Cooling solutions are equally critical, especially as individual AI accelerator chips increasingly dissipate 1,000 watts or more. Google has deployed liquid cooling at GigaWatt scale across more than 2,000 TPU Pods over the past seven years, achieving fleet-wide availability of approximately 99.999%. The company’s fifth-generation cooling distribution unit design will be contributed to the Open Compute Project, further advancing the industry’s capabilities in managing heat dissipation effectively.
As Google embarks on this ambitious journey, it faces a competitive landscape dominated by Nvidia, which currently holds an estimated 80-95% market share in AI accelerators. However, the increasing investment in custom silicon by cloud providers signals a shift towards differentiation in the market. Amazon Web Services has pioneered this approach with its Graviton Arm-based CPUs and Inferentia/Trainium AI chips, while Microsoft has developed its own Cobalt processors and is reportedly working on additional AI accelerators.
The long-term success of Google’s custom silicon strategy will depend on its ability to navigate the inherent challenges of chip development, including the substantial capital requirements and the rapid evolution of AI model architectures. As the industry continues to evolve, questions remain about whether custom silicon can prove economically superior to Nvidia’s GPUs and how emerging model architectures will shape the future of AI infrastructure.

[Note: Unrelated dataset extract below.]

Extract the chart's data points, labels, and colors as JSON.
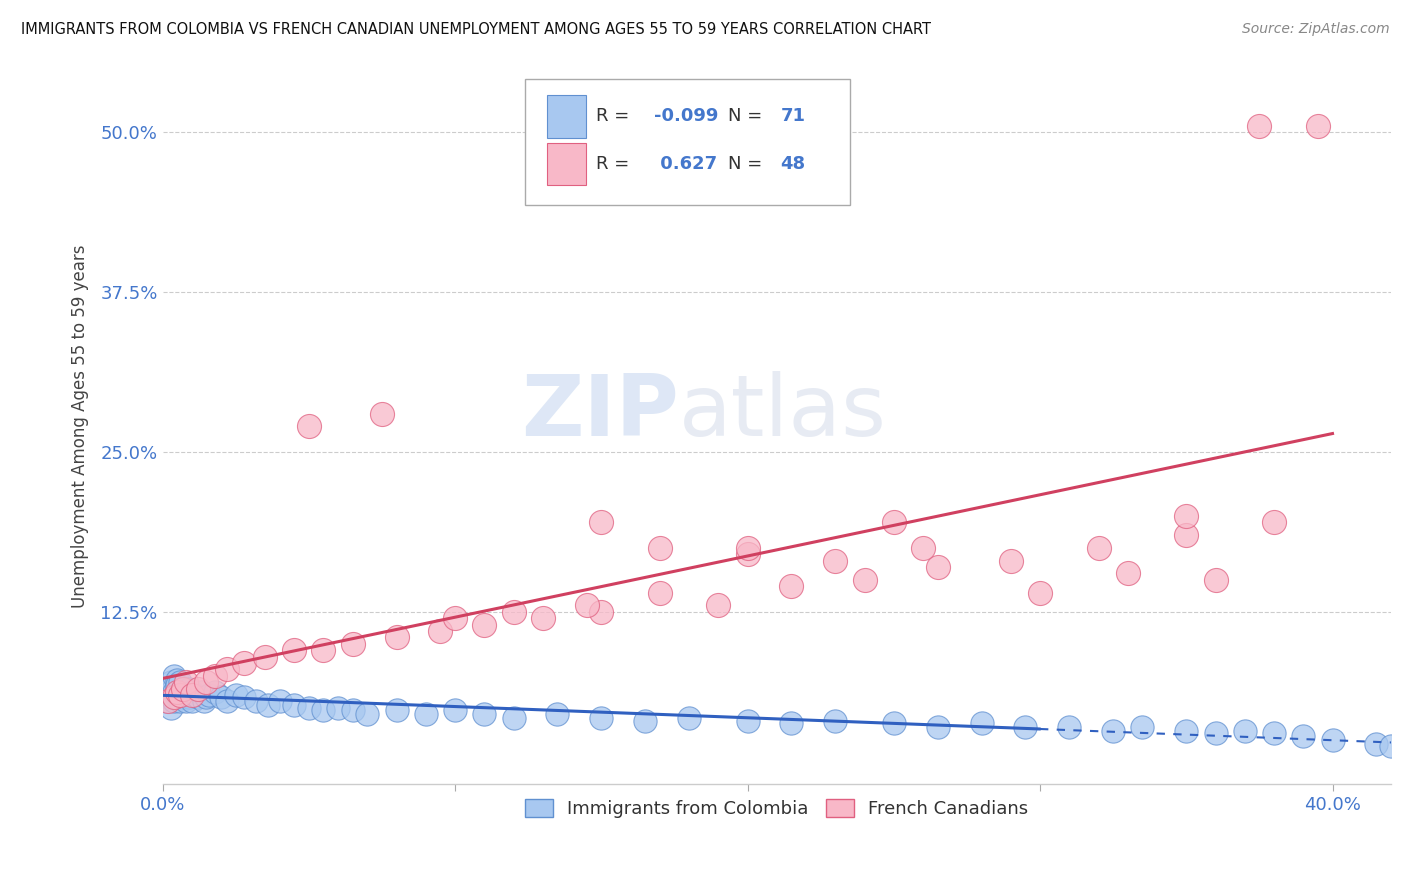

In conclusion, Google’s unveiling of the Ironwood TPUs and the partnership with Anthropic represent a significant milestone in the evolution of AI infrastructure. As the industry transitions from research labs to production deployments serving billions of users, the importance of a robust infrastructure layer—encompassing silicon, software, networking, power, and cooling—cannot be overstated. With Anthropic’s commitment to accessing one million TPU chips, Google’s bet on custom silicon designed specifically for the age of inference appears poised to pay off just as demand reaches its inflection point. The coming months and years will reveal how these advancements will reshape the landscape of AI deployment and infrastructure, potentially setting new standards for performance and efficiency in the field.